Authors' Affiliations: ¹ Clinical Pharmacology Program, Science Applications International Corporation-Frederick, Inc., National Cancer Institute-Frederick, Frederick, Maryland; ² Medical Oncology Branch, Center for Cancer Research, National Cancer Institute, Bethesda, Maryland; and ³ Abraxis BioScience, Inc., Los Angeles, California

Requests for reprints: William D. Figg, Medical Oncology Branch, National Cancer Institute, 9000 Rockville Pike, Building 10, Room 5A01, Bethesda, MD 20892. Phone: 301-402-3622; Fax: 301-402-8606; E-mail: wdfigg{at}helix.nih.gov.

Purpose: Abraxane (ABI-007) is a 130-nm albumin-bound (nab) particle formulation of paclitaxel, devoid of any additional excipients. We hypothesized that this change in formulation alters the systemic disposition of paclitaxel compared with conventional solvent-based formulations (sb-paclitaxel; Taxol), and leads to improved tolerability of the drug.

Patients and Methods: Patients with malignant solid tumors were randomized to receive the recommended single-agent dose of nab-paclitaxel (260 mg/m² as a 30-minute infusion) or sb-paclitaxel (175 mg/m² as a 3-hour infusion). After cycle 1, patients crossed over to the alternate treatment. Pharmacokinetic studies were carried out for the first cycle of sb-paclitaxel and the first two cycles of nab-paclitaxel.

Results: Seventeen patients were treated, with 14 receiving at least one cycle each of nab-paclitaxel and sb-paclitaxel. No change in nab-paclitaxel pharmacokinetics was found between the first and second cycles (P = 0.95), suggesting limited intrasubject variability. Total drug exposure was comparable between the two formulations (P = 0.55) despite the dose difference. However, exposure to unbound paclitaxel was significantly higher after nab-paclitaxel administration, due to the increased free fraction (0.063 ± 0.021 versus 0.024 ± 0.009; P < 0.001).
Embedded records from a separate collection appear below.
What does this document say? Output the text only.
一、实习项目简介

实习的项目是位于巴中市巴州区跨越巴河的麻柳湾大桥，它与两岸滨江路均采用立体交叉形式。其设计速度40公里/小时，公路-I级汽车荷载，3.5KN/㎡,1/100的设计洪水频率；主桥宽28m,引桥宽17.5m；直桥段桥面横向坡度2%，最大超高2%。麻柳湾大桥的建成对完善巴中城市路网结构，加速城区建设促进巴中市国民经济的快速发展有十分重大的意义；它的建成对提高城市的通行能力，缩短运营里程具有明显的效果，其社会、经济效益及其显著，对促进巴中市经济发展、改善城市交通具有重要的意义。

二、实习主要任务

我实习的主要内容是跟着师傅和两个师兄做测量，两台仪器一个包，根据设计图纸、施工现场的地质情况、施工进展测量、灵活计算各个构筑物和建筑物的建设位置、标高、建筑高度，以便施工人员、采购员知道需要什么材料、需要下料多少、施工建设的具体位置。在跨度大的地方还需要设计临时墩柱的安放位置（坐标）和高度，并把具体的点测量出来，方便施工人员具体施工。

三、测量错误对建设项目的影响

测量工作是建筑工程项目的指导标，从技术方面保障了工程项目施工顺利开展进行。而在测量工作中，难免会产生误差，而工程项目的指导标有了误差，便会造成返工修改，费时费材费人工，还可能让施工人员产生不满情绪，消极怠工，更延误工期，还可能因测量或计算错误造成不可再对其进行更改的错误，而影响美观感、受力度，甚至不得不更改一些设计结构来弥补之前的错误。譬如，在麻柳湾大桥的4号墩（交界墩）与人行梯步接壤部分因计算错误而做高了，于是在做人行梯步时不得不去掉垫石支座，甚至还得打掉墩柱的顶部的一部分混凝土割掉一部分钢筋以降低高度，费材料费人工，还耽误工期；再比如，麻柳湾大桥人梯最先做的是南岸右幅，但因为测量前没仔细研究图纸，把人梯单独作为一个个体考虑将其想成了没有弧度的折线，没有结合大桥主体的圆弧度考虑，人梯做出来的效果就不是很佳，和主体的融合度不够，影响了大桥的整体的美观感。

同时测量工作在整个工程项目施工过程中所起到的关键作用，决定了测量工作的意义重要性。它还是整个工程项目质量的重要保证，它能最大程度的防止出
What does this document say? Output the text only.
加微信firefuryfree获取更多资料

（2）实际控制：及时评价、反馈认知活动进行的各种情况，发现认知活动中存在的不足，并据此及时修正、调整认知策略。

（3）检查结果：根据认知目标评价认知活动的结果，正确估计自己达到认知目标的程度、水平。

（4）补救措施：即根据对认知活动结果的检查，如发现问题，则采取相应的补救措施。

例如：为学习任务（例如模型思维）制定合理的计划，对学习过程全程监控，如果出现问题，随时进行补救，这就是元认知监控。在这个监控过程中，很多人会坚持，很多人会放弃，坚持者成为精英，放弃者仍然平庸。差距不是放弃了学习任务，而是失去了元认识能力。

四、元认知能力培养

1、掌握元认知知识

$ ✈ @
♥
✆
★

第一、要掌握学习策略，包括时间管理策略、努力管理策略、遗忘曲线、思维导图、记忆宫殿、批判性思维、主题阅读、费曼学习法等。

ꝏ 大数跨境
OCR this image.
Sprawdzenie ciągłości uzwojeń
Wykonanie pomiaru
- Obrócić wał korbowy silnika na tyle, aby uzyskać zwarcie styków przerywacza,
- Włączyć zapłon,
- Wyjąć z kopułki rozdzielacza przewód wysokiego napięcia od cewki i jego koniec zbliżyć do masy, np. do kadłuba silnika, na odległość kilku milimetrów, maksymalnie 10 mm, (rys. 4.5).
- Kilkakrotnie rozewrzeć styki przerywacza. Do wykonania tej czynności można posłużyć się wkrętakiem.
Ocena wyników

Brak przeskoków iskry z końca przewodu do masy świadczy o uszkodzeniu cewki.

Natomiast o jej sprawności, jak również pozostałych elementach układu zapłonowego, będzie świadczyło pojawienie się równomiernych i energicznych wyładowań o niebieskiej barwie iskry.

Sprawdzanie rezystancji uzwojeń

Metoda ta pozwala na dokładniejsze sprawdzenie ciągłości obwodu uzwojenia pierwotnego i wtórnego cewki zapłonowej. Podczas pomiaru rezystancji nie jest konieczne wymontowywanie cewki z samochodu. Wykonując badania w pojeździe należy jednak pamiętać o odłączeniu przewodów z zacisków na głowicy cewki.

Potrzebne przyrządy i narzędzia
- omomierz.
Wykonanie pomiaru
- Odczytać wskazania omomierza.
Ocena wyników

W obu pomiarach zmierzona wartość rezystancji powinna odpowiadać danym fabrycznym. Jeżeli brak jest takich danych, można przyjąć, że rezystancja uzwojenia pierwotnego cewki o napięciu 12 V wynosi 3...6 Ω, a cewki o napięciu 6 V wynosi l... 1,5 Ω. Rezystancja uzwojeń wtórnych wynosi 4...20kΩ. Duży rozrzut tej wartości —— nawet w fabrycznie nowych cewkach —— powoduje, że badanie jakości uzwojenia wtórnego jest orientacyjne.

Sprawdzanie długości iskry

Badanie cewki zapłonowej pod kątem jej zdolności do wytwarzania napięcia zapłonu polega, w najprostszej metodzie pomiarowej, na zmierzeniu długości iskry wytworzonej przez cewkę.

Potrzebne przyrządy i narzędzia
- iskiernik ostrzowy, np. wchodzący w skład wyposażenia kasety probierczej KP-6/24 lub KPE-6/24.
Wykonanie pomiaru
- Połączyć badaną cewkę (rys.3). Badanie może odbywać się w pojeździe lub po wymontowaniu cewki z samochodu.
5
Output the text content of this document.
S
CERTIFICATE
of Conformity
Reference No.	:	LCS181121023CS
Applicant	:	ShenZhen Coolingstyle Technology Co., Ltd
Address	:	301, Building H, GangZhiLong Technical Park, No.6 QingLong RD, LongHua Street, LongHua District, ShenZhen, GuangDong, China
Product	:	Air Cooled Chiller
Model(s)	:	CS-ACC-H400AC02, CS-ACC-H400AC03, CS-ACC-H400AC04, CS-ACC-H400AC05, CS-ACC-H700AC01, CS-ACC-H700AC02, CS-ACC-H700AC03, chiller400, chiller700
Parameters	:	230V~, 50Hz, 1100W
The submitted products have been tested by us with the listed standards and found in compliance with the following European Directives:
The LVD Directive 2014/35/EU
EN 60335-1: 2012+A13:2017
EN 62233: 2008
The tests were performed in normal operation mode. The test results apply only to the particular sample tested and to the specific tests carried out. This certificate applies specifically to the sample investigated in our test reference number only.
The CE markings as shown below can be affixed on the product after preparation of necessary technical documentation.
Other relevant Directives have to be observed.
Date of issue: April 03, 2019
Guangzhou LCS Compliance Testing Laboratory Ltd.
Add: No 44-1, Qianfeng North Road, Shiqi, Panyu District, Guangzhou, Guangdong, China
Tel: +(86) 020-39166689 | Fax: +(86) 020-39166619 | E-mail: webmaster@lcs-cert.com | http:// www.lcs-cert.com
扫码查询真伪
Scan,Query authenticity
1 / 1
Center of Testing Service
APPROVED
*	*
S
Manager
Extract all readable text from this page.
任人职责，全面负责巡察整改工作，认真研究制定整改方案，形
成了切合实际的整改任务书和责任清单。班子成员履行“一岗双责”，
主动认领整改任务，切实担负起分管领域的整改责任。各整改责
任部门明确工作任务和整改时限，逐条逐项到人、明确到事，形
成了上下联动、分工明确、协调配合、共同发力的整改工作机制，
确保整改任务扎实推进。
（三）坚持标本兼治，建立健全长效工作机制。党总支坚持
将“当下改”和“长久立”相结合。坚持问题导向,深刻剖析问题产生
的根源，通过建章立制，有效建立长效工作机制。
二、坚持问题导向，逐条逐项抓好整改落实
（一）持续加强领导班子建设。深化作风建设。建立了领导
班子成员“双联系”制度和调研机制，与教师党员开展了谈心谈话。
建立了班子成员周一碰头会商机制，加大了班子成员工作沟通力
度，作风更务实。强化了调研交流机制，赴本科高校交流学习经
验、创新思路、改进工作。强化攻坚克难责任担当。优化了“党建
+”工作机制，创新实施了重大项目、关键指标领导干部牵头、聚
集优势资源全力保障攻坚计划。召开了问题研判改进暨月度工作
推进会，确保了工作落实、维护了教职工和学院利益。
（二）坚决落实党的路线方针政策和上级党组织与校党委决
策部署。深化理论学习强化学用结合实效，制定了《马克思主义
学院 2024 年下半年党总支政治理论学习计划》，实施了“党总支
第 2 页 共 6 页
Conclusion: This study shows that paclitaxel disposition is subject to considerable variability depending on the formulation used. Because systemic exposure to unbound paclitaxel is likely a driving force behind tumoral uptake, these findings explain, at least in part, previous observations that the administration of nab-paclitaxel is associated with augmented antitumor efficacy compared with solvent-based paclitaxel.